Well, I'll provide an answer to my own question, tested on Yosemite but not extensively. This is bash code:

#!/bin/bash
humantime () { printf -v $1 "%dh%02dm%02ds" $(($2/3600)) $((($2/60)%60)) $(($2%60)); }
#unplugged=`pmset -g log | grep 'Summary- \[System: DeclUser.*\] Using Batt' | tail -1 | cut -f1,2 -d' '`
unplugged=`syslog -u -k Sender loginwindow | grep 'magsafeStateChanged state changed old 1 new 2' | tail -n 1 | cut -f1 -dZ`
onbatt=$((`date +%s` - `date -j -f "%Y-%m-%d %H:%M:%S" "$unplugged" +%s`))
slept=`pmset -g log | sed -n "/^$unplugged/,//p" | awk '/Entering Sleep.*[0-9]+ secs/ {n=split($0,a," ");sum+=a[n-1]} END {print sum}'`
[[ -z $slept ]] && slept=0
awake=$((onbatt-slept))
humantime hawake $awake
humantime hslept $slept
printf "Awake on battery for $hawake (%.1f%%)\n" `echo "$awake*100/$onbatt" | bc -l`
printf "Slept on battery for $hslept (%.1f%%)\n" `echo "$slept*100/$onbatt" | bc -l`

I won't vouch for its accuracy but it seems to work. Since I don't know Apple's internals (I'm new to Mac OS X) I reversed engineered it with a few trial and errors plugging and unplugging the adapter, both while asleep and also while awake, to see which log entries are reliable.

You will notice that I tried using pmset -g log to detect when the power was unplugged but it's unreliable.

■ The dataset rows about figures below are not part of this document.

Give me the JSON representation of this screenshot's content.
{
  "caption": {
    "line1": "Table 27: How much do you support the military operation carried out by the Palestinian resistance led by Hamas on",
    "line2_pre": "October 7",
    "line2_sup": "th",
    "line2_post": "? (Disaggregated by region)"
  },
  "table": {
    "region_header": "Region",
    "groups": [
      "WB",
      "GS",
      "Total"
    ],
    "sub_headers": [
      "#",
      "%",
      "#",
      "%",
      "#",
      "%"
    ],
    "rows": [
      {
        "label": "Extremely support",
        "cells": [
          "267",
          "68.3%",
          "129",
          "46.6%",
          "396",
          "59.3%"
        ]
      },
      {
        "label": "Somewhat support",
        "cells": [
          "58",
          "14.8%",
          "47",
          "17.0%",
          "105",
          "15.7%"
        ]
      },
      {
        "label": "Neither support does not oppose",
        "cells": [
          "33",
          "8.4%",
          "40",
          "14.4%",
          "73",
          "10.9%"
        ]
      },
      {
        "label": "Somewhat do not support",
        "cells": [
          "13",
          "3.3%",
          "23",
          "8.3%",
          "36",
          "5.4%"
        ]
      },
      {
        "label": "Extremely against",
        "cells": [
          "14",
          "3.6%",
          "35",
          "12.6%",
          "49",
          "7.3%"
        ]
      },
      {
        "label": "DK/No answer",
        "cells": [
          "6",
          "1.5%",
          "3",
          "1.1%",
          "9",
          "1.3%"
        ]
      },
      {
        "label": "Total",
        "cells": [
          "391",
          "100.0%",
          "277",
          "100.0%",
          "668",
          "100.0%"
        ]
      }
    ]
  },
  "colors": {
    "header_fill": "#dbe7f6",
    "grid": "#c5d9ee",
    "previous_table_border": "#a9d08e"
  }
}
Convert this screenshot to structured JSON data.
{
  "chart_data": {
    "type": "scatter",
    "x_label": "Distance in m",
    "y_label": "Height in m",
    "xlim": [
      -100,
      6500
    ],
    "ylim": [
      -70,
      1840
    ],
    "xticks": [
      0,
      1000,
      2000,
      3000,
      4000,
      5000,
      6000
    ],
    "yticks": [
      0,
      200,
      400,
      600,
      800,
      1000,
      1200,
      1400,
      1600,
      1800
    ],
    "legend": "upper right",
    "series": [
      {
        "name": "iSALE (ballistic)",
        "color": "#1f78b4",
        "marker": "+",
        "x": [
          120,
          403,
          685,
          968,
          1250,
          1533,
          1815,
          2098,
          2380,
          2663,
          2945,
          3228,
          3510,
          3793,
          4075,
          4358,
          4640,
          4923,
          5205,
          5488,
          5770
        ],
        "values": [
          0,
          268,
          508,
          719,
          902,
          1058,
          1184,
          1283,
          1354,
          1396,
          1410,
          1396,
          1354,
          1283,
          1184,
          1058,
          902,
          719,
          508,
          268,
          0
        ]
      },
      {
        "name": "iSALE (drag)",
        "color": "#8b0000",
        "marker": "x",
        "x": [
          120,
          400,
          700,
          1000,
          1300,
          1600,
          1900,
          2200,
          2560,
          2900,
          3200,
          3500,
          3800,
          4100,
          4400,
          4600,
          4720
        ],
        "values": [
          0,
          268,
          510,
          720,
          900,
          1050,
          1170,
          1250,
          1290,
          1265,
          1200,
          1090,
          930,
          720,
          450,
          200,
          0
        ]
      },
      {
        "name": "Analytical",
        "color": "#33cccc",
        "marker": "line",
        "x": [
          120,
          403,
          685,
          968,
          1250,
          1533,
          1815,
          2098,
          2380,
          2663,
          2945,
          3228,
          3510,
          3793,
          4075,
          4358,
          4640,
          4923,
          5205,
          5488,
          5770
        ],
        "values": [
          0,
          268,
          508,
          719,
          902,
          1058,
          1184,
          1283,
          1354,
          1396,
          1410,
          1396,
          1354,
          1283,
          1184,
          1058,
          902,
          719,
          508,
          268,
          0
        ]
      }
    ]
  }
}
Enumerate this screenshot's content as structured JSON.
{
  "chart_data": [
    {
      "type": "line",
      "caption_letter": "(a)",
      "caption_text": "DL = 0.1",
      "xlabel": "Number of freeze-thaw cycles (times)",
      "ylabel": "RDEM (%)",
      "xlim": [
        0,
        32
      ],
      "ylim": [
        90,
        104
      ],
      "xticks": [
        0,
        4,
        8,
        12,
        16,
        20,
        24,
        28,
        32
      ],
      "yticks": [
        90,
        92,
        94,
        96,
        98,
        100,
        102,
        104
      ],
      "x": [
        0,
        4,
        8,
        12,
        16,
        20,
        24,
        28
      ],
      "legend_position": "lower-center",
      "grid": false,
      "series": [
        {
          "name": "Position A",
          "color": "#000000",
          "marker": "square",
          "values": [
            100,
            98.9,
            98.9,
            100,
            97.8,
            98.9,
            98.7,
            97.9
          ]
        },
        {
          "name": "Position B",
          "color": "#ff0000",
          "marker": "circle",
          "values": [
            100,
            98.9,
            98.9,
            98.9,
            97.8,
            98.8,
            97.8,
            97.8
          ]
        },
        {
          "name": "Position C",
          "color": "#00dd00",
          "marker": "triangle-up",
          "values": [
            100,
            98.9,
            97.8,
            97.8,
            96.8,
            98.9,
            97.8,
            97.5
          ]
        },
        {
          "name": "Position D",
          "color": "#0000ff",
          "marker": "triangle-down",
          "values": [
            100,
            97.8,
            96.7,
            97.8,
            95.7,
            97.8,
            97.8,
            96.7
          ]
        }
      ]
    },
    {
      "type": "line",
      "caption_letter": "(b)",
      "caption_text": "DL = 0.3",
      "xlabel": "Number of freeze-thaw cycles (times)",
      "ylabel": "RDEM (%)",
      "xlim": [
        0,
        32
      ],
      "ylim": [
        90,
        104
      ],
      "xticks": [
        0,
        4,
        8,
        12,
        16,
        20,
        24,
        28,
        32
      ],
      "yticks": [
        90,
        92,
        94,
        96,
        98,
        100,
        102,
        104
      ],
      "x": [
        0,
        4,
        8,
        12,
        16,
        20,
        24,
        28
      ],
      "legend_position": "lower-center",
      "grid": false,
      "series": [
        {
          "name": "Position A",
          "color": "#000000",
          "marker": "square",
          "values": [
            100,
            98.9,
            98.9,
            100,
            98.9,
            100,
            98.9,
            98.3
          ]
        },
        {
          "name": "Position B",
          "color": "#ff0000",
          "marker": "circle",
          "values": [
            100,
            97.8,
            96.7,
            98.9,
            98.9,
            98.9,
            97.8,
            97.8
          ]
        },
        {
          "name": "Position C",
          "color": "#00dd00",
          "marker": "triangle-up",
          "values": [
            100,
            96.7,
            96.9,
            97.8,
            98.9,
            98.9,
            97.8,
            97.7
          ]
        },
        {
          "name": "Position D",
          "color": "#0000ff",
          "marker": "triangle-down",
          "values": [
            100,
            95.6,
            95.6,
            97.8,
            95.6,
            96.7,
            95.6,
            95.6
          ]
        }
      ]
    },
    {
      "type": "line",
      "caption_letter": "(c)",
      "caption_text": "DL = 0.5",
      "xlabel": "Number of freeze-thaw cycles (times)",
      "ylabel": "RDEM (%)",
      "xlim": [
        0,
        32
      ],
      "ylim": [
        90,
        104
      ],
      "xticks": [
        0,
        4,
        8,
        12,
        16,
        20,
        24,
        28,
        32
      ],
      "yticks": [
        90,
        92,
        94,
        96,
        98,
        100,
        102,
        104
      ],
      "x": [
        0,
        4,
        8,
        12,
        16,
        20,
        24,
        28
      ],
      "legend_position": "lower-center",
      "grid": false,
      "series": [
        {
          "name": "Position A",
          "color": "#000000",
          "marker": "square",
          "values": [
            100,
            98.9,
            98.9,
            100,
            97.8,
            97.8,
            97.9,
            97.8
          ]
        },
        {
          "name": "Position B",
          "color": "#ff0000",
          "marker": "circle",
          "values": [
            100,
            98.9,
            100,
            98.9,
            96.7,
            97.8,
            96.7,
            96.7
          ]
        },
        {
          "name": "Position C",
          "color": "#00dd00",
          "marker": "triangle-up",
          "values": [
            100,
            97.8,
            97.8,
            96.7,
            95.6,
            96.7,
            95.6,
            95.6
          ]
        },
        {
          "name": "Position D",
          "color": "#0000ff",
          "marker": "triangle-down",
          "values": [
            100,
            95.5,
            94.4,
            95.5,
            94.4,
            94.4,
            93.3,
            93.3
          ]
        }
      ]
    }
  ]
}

Upon unplugging, the log entry is Summary- [System: DeclUser kDisp] Using Batt but unfortunately the same log entry occurs during sleep while unplugged so it's unreliable. I resorted to syslog instead.

NOTE: This reports the time since the last unplugged event. This may not be when the battery was 100 %.

Potential issue: The above code takes the timestamp from syslog and matches against pmset. If pmset doesn't have an entry (any entry) at the same timestamp then it won't work. That shouldn't happen but if it does, then you could convert the timestamps to epoch seconds and detecting the closest timestamp in pmset that way.